We will mainly focus on brain diseases and breast cancer first. And if promising, our methods will be extended to other human diseases. The whole project is expected to last for about three years.

We believe that our study will make significant contributions to disease (e.g., breast cancer and brain diseases) risk prediction. From a public health perspective, if we can identify the subgroup of people who have high disease risk, then we can provide appropriate care for them.

Scope extension, April 2024:

We aim to develop, (1) a novel polygenic risk score (PRS) prediction model and (2) a novel 3'UTR alternative polyadenylation (APA) transcriptome-wide association study (3'aTWAS) model that incorporates subgroups of patients. Specifically, we will apply K-lines, a statistical method we recently developed, to individual-level GWAS data for identifying hidden subgroups of patients. Then we will build subgroup-specific prediction models of PRS and APA values. We will also use the UK Biobank data to ensure the computational efficiency of our algorithm.

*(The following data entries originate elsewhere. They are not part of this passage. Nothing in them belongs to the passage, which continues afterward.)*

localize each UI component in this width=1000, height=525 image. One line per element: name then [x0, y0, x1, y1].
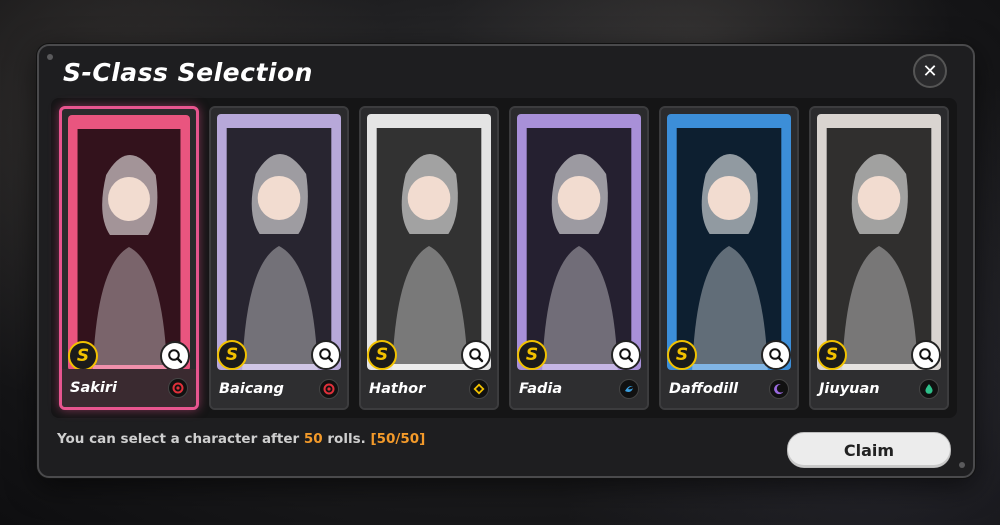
inspect-button[interactable]	[611, 340, 641, 370]
character-portrait	[517, 114, 641, 370]
inspect-button[interactable]	[160, 341, 190, 371]
character-name-bar: Daffodill	[661, 370, 797, 408]
character-card[interactable]: S Sakiri	[59, 106, 199, 410]
character-card[interactable]: S Jiuyuan	[809, 106, 949, 410]
character-name-bar: Fadia	[511, 370, 647, 408]
character-name: Sakiri	[70, 380, 117, 396]
rank-label: S	[225, 345, 239, 365]
requirement-suffix: rolls.	[322, 431, 371, 447]
character-name-bar: Jiuyuan	[811, 370, 947, 408]
requirement-prefix: You can select a character after	[57, 431, 304, 447]
character-name-bar: Hathor	[361, 370, 497, 408]
magnifier-icon	[168, 349, 183, 364]
s-rank-icon: S	[517, 340, 547, 370]
s-rank-icon: S	[367, 340, 397, 370]
character-list: S Sakiri S Baicang S Hathor S Fadia S Daffodill S J…	[51, 98, 957, 418]
inspect-button[interactable]	[461, 340, 491, 370]
character-card[interactable]: S Hathor	[359, 106, 499, 410]
rank-label: S	[375, 345, 389, 365]
blue-swirl-icon	[619, 379, 639, 399]
s-rank-icon: S	[217, 340, 247, 370]
inspect-button[interactable]	[911, 340, 941, 370]
character-portrait	[667, 114, 791, 370]
character-portrait	[68, 115, 190, 371]
inspect-button[interactable]	[761, 340, 791, 370]
s-rank-icon: S	[667, 340, 697, 370]
magnifier-icon	[319, 348, 334, 363]
character-name: Daffodill	[669, 381, 739, 397]
character-name: Fadia	[519, 381, 563, 397]
crimson-target-icon	[319, 379, 339, 399]
character-portrait	[817, 114, 941, 370]
character-portrait	[217, 114, 341, 370]
magnifier-icon	[769, 348, 784, 363]
magnifier-icon	[619, 348, 634, 363]
dialog-title: S-Class Selection	[63, 58, 313, 87]
rank-label: S	[825, 345, 839, 365]
character-card[interactable]: S Fadia	[509, 106, 649, 410]
s-rank-icon: S	[68, 341, 98, 371]
magnifier-icon	[469, 348, 484, 363]
character-name-bar: Sakiri	[62, 369, 196, 407]
character-name: Baicang	[219, 381, 284, 397]
character-portrait	[367, 114, 491, 370]
character-name-bar: Baicang	[211, 370, 347, 408]
required-rolls: 50	[303, 431, 323, 447]
character-name: Jiuyuan	[819, 381, 880, 397]
close-button[interactable]: ✕	[913, 54, 947, 88]
magnifier-icon	[919, 348, 934, 363]
rank-label: S	[675, 345, 689, 365]
crimson-target-icon	[168, 378, 188, 398]
character-name: Hathor	[369, 381, 426, 397]
character-card[interactable]: S Baicang	[209, 106, 349, 410]
inspect-button[interactable]	[311, 340, 341, 370]
character-card[interactable]: S Daffodill	[659, 106, 799, 410]
close-icon: ✕	[922, 60, 938, 82]
roll-progress: [50/50]	[370, 431, 426, 447]
green-drop-icon	[919, 379, 939, 399]
claim-label: Claim	[843, 440, 895, 460]
violet-crescent-icon	[769, 379, 789, 399]
s-rank-icon: S	[817, 340, 847, 370]
selection-dialog: S-Class Selection ✕ S Sakiri S Baicang S Hath…	[37, 44, 975, 478]
rank-label: S	[76, 346, 90, 366]
claim-button[interactable]: Claim	[787, 432, 951, 468]
gold-diamond-icon	[469, 379, 489, 399]
roll-requirement-text: You can select a character after 50 roll…	[57, 431, 425, 447]
rank-label: S	[525, 345, 539, 365]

We will mainly focus on brain disorders and breast cancer first. And if promising, our methods will be extended to other human diseases.

With our proposed subgroup-PRS model, we expect to improve PRS-based risk stratification for disease screening and target intervention. With our proposed subgroup-based 3'aTWAS model, we hope to increase the prediction accuracy of APA using and, consequently, explain a large fraction of GWAS risk SNPs enriched in 3'UTRs and gene downstream regions.

We will develop a novel polygenic risk score with hidden subgroups by combining SNPs and tandem repeats information. To do this, first, the UK Biobank data will be used to genotype hidden variants, such as tandem repeats, and a resource database will be built to present tandem repeat allele/length frequency in diverse ancestries. We will use hidden variants, such as the length groups of tandem repeats, to define hidden subgroups of patients/individuals. Then we will do association studies, including GWAS, RWAS and PheWAS, to find classical SNPs and new hidden variants, such as tandem repeats, associations with phenotypes. Further, a novel polygenic risk score with hidden subgroups will be developed by combining SNPs and hidden variants, such as tandem repeats.